I have felt this total shift in dealing with the kids daily, that control is lost, discipline is rampant, punishment is given, yet they never seem to care or feel the full weight of what was done was wrong, so learn from that and don't do it again. It's like running on a treadmill. We do the same stuff day in and out, but we never get anywhere. I'm frustrated and spent, kids are thinking they can do whatever they want, shouting, stomping, crying.. I feel like every day we lose a little more.. one step forward, 10 steps back.
Just hearing from some that have taken the study, I am so ready, and prepared for hurdles, to jump in. I want this family to turn around from the path and direction and get going the other direction-the RIGHT direction, GOD'S direction. I want us to be breathing the word of God and its just not happening now-but all that WILL change.
More to come on that for sure, as we delve into the study each week.

We are also going to be attending small group with other couples in the church, that starts tomorrow night.

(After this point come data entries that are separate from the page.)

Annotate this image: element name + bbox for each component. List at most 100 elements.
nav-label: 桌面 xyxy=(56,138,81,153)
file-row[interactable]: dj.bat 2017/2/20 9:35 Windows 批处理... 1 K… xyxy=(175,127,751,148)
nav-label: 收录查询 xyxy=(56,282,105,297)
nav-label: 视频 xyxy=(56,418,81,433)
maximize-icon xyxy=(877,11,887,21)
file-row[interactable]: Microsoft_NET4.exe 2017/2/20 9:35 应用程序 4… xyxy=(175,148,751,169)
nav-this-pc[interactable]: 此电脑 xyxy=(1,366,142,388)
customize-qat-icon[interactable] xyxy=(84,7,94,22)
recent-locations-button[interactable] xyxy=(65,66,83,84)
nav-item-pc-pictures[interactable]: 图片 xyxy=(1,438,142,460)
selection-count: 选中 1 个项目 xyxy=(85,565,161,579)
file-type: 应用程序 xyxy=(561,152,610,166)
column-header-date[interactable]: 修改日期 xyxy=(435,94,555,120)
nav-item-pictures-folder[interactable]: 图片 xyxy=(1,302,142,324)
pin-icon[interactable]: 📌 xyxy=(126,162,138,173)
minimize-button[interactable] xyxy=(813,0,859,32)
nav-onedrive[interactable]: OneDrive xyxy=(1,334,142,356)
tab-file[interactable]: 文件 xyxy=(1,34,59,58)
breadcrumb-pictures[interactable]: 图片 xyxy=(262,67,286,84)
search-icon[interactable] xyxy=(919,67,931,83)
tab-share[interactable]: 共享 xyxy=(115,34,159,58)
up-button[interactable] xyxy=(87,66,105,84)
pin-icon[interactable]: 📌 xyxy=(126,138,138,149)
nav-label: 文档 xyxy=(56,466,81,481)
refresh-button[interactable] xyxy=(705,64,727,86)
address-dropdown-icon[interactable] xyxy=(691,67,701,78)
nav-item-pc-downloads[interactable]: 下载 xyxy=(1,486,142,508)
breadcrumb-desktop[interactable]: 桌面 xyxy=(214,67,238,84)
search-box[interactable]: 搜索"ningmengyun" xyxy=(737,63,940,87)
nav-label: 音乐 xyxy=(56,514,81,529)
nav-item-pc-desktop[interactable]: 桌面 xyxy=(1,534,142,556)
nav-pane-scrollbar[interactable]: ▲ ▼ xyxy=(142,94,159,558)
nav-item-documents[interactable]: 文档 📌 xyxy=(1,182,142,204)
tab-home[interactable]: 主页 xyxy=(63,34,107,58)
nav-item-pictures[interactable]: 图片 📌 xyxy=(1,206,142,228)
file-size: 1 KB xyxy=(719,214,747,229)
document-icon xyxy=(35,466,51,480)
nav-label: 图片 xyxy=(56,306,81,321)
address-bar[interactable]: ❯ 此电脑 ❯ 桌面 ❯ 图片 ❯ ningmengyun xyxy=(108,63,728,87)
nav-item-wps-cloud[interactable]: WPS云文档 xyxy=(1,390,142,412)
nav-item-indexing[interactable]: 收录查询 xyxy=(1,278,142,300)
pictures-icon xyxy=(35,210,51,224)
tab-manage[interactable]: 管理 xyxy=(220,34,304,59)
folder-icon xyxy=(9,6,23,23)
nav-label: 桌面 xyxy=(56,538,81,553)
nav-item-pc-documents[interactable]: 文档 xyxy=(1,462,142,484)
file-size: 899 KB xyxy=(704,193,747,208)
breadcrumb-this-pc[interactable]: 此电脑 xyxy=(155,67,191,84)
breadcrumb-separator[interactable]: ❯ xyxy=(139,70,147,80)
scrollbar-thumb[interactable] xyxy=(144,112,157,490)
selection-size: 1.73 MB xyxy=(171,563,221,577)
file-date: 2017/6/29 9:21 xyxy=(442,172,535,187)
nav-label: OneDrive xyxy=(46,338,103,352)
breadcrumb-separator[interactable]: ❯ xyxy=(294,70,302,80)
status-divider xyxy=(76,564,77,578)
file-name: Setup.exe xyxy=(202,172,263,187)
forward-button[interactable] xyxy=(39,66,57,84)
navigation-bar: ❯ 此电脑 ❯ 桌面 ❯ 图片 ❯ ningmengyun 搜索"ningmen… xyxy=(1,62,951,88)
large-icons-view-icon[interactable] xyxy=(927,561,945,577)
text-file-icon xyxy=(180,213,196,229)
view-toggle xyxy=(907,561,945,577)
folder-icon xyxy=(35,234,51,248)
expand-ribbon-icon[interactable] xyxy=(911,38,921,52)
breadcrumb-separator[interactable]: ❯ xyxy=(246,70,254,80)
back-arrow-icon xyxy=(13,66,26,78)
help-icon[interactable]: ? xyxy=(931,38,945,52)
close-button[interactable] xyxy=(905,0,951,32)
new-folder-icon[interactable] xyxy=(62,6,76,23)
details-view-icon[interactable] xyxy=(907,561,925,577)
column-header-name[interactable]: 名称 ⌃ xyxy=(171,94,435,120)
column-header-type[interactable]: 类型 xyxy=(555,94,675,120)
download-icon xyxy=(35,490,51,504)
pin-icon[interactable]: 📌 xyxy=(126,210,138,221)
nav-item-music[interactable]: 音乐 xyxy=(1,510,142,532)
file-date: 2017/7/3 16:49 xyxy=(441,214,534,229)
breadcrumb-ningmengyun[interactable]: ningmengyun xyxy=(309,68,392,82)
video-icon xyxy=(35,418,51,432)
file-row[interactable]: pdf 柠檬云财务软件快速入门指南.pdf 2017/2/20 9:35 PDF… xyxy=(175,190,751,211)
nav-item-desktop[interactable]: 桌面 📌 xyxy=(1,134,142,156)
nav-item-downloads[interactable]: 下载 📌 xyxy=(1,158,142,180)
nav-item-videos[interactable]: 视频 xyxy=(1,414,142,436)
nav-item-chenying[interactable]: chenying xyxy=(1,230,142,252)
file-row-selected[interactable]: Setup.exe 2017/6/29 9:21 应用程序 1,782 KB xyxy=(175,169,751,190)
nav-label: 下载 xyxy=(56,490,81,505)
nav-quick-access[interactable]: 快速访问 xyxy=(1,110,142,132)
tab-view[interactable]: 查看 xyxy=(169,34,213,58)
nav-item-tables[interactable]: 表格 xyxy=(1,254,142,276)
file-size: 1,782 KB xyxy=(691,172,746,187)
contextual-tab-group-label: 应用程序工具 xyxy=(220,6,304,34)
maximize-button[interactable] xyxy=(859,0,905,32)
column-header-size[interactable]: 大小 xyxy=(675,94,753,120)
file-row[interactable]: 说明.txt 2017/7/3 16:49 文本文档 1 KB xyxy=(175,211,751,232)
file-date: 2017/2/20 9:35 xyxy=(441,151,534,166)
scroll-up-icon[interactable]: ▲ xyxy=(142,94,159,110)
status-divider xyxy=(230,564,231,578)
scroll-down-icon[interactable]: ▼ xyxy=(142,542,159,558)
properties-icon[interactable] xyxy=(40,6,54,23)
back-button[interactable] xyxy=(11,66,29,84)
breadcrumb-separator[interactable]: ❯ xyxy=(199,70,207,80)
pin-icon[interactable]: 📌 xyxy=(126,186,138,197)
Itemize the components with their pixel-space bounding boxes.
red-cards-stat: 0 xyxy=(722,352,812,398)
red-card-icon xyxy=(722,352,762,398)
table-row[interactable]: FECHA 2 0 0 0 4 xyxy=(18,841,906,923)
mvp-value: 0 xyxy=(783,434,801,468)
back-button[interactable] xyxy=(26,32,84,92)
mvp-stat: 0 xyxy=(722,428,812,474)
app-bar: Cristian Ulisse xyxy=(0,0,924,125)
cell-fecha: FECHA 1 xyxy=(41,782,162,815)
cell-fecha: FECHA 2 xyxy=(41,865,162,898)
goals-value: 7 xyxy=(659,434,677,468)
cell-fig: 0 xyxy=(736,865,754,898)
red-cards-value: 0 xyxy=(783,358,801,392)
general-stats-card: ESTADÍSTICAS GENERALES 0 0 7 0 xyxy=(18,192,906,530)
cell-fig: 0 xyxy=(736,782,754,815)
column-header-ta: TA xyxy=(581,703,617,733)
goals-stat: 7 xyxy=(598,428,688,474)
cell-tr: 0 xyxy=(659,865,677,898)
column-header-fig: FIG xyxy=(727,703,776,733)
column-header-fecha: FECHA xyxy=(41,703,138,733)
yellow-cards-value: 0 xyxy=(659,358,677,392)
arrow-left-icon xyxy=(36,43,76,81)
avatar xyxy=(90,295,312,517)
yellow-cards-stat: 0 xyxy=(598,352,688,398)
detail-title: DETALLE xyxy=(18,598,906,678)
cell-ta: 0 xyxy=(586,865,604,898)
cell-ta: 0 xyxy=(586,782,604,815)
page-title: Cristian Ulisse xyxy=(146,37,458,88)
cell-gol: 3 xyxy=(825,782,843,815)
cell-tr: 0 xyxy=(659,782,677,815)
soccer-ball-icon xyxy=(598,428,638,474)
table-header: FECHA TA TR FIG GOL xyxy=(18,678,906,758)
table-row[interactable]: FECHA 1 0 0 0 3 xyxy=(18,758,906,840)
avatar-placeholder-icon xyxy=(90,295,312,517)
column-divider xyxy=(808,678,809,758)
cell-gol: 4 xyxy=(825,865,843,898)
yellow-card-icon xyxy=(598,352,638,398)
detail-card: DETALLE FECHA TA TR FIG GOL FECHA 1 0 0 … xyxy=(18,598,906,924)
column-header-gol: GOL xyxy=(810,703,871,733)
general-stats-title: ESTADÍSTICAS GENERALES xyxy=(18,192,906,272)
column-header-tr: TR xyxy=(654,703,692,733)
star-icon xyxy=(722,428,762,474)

Really looking forward to more fellowship with those that are like-minded, have the same goals. Or hey, how about just fellowship period. I'll be honest, we don't get out much. I have felt the need for accountability, a shoulder to share and pray with/for, fun with others where its easy.
Easy by the means of, I don't feel judged from head to toe, sentence to sentence. Going to a workout class, stuff for my work, I feel like an oddball, and I hate that. It's hard for me to get to know people, and in a setting outside of church, small group or the women's bible study, I get labeled and somewhat ostracized for my beliefs. Its safe at small group/church setting.

Sometimes, its just nice to feel free.